Now, a lot of people are going to iTunes and buying the episode and they digitally own it. So whoever wrote that episode should get something, it shouldn’t be pure money that goes to the studios. And for the actors as well; we’re the ones up there.

We’ve talked about the show’s success. What’s “Lost” done for you?

It’s been amazing for my career; the opportunities I’ve been getting from it have been incredible. And in my personal life, it’s been a very welcome change for myself and my wife and my kids, moving out of the South Bay to Oahu.

Were you worried that you wouldn’t get past your “Party of Five” image?

It was a successful show and people loved it.
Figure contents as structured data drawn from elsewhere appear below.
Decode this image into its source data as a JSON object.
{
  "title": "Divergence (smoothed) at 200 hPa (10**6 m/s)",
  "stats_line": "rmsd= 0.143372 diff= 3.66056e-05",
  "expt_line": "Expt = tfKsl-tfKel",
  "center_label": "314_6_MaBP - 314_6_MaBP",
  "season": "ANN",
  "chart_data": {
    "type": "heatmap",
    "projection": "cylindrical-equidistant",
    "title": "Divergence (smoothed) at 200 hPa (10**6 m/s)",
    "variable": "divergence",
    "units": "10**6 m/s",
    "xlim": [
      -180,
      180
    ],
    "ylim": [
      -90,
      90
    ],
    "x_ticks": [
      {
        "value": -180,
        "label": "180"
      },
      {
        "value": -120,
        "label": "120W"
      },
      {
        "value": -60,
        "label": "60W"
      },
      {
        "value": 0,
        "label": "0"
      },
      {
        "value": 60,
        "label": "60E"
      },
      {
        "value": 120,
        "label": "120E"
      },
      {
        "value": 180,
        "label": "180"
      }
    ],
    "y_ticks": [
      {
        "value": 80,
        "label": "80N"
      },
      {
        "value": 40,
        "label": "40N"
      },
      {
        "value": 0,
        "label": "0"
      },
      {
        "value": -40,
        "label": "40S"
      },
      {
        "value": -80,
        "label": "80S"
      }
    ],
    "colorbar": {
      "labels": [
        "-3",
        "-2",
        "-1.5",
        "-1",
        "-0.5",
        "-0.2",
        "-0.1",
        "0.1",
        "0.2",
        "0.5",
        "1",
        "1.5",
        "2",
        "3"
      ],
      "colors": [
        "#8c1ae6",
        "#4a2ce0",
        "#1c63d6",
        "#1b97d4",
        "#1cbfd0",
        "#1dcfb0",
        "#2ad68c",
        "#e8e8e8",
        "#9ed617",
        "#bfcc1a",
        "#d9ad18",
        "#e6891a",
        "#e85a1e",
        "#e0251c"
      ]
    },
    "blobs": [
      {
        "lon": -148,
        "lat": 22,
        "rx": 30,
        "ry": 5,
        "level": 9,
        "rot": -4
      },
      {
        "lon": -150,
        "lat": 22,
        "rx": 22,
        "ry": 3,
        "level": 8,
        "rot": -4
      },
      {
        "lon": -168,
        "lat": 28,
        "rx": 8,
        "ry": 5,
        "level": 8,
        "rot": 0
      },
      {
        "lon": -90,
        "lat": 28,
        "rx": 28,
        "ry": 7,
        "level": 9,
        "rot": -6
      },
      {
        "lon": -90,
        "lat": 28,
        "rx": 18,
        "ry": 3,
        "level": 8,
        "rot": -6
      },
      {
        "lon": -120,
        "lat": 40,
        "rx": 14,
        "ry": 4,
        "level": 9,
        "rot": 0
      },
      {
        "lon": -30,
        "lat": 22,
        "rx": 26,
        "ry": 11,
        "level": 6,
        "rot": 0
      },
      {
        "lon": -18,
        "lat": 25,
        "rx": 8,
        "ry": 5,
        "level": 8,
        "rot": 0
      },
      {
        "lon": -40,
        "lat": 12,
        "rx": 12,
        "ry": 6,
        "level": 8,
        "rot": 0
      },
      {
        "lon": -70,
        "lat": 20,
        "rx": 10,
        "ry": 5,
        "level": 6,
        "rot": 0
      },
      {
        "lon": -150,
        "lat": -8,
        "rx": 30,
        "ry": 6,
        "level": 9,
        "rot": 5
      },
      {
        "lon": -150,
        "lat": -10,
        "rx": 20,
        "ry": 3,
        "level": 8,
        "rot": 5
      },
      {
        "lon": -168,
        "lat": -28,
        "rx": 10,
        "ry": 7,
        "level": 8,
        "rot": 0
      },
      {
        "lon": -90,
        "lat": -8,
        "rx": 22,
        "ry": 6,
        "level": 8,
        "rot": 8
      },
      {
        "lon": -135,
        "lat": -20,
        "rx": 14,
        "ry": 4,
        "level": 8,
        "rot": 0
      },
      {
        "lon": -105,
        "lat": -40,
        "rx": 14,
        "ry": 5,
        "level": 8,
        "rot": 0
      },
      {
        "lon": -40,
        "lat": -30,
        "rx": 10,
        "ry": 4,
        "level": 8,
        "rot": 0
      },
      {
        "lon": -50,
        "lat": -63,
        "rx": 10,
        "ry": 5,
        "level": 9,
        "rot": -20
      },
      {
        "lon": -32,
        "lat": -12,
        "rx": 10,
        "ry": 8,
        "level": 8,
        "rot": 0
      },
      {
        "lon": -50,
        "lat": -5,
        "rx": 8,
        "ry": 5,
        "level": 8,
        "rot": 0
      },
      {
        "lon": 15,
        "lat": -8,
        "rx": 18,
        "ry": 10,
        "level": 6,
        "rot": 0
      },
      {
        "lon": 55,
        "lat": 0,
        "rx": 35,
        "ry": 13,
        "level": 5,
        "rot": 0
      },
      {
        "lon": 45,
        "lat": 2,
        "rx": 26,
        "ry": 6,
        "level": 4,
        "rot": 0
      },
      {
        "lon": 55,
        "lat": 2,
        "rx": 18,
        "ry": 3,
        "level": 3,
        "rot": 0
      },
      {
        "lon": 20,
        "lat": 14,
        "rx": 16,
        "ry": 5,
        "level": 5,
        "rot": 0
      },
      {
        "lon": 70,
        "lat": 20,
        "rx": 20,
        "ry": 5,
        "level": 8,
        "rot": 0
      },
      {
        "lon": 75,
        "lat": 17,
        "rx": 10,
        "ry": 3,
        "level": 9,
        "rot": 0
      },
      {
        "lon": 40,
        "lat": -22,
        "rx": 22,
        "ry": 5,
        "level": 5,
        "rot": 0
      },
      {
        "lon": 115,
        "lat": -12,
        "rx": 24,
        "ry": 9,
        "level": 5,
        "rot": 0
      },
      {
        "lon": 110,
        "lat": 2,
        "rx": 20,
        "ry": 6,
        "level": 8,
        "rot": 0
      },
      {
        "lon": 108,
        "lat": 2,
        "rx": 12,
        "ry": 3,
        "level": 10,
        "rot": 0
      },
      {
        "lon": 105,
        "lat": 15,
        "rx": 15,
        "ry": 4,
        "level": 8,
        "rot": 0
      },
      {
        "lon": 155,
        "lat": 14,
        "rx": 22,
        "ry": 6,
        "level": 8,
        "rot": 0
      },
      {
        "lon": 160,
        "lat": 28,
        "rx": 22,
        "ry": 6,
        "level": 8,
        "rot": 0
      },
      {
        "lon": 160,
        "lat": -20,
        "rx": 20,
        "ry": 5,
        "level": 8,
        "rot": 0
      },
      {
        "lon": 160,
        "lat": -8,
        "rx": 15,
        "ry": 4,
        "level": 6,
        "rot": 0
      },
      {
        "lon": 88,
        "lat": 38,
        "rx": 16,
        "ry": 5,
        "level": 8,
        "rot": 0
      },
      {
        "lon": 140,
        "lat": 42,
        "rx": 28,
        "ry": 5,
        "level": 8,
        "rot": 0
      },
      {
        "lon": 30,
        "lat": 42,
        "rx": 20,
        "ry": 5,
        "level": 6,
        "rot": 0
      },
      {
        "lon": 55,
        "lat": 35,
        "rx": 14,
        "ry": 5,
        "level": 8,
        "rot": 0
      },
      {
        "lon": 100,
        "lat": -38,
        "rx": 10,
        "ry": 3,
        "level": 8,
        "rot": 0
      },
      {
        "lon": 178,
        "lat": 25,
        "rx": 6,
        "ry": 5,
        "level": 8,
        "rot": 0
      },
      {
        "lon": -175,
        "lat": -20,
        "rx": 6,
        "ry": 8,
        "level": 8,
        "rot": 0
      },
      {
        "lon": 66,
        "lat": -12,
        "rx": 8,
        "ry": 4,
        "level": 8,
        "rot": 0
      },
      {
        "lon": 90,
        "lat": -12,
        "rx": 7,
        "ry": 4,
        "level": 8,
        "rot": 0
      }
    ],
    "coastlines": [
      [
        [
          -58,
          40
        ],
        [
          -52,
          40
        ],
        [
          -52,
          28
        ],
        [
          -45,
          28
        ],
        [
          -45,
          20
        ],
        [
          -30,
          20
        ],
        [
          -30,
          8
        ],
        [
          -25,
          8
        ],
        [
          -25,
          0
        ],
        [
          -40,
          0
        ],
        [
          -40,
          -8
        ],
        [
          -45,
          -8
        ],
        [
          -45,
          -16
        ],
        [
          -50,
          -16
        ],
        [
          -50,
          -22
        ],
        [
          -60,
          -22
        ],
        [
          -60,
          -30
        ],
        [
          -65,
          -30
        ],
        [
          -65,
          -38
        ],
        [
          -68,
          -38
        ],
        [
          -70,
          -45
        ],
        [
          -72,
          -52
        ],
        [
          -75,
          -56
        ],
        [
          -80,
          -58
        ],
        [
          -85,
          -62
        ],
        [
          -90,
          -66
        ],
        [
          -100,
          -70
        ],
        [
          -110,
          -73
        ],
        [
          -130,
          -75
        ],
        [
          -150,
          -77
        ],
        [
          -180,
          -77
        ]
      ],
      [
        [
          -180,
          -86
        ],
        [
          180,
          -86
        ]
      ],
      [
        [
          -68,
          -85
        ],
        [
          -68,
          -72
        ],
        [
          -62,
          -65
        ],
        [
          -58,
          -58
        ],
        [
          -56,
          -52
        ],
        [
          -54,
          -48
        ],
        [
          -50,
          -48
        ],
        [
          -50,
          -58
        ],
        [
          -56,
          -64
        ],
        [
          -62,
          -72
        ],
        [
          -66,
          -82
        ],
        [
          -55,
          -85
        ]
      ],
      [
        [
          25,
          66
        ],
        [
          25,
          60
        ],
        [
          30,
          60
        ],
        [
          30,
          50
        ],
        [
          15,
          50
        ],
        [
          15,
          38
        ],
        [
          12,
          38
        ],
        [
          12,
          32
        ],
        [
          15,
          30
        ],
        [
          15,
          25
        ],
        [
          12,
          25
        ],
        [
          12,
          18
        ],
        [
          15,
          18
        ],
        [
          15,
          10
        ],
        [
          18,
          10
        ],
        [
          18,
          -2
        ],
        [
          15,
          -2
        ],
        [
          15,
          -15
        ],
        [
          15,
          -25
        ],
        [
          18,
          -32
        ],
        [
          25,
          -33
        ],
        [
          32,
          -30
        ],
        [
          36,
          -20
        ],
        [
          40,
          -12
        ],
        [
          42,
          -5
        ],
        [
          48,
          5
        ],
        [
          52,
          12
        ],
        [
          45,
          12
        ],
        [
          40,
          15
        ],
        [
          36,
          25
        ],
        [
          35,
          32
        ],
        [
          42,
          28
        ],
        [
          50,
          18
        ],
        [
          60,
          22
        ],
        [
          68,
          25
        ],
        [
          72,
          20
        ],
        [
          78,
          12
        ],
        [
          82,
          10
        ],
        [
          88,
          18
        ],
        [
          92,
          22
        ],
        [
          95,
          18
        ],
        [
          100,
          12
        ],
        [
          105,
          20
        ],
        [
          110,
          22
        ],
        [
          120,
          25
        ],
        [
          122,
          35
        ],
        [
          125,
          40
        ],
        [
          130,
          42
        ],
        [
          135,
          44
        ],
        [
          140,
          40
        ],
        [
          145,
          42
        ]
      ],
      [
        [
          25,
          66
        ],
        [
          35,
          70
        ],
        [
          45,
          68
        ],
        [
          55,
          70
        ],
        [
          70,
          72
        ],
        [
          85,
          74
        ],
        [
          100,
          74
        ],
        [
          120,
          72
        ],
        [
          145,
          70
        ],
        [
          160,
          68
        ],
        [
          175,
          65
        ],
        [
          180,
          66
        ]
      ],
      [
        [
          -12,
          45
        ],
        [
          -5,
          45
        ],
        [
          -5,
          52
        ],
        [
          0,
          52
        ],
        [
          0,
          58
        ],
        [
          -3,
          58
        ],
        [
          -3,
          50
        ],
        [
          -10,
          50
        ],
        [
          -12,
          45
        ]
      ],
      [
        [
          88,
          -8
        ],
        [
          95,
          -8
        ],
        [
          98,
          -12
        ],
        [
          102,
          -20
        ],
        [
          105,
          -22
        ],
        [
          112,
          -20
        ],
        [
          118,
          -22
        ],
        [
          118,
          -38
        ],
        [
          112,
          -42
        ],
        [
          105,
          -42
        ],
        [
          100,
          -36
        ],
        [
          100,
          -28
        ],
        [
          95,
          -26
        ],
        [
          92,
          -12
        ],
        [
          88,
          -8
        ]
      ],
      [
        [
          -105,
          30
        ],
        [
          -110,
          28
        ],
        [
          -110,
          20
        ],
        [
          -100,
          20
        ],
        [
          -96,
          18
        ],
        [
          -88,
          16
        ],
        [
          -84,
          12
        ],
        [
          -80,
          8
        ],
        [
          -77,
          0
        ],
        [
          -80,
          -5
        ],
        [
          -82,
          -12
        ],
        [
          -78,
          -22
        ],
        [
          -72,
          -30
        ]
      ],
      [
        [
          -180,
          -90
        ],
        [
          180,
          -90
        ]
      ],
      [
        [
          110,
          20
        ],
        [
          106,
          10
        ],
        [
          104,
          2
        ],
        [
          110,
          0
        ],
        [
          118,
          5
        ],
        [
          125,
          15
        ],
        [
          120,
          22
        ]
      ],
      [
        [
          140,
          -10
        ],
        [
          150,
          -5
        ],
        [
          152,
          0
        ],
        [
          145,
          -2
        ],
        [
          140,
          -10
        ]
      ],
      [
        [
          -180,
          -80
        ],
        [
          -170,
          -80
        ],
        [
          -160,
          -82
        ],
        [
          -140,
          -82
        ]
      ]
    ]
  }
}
But I really felt it was important for me to get the Charlie Salinger thing away because, A) it tonally was not my cup of tea, I’m not really into that kind of melodrama; and B) I’d been in living rooms playing this role for five years, and if people thought Matthew Fox was Charlie Salinger, then I had to drop out, shave my head and go do theater for a year and a half.

Not that I keep track of these things, but haven’t you made a lot of sexiest something-or-other magazine lists?

There’s some of that, yeah. I don’t pay attention to it either.

Some people think “Speed Racer” might be the summer’s sexiest movie. What’s your role?

I’m playing Racer X, who is the masked vigilante. The audience is not sure whether he falls down on the side of good or the side of bad.

It’s directed by the Wachowski brothers (”The Matrix”). How cool will it look?

It’s going to be beautiful, man, I’m telling you. Like nothing you’ve ever seen; very, very new. The way it moves, the way it transitions, the things the Wachowski brothers are doing, the intimate focus - it’s going to be mind-blowing.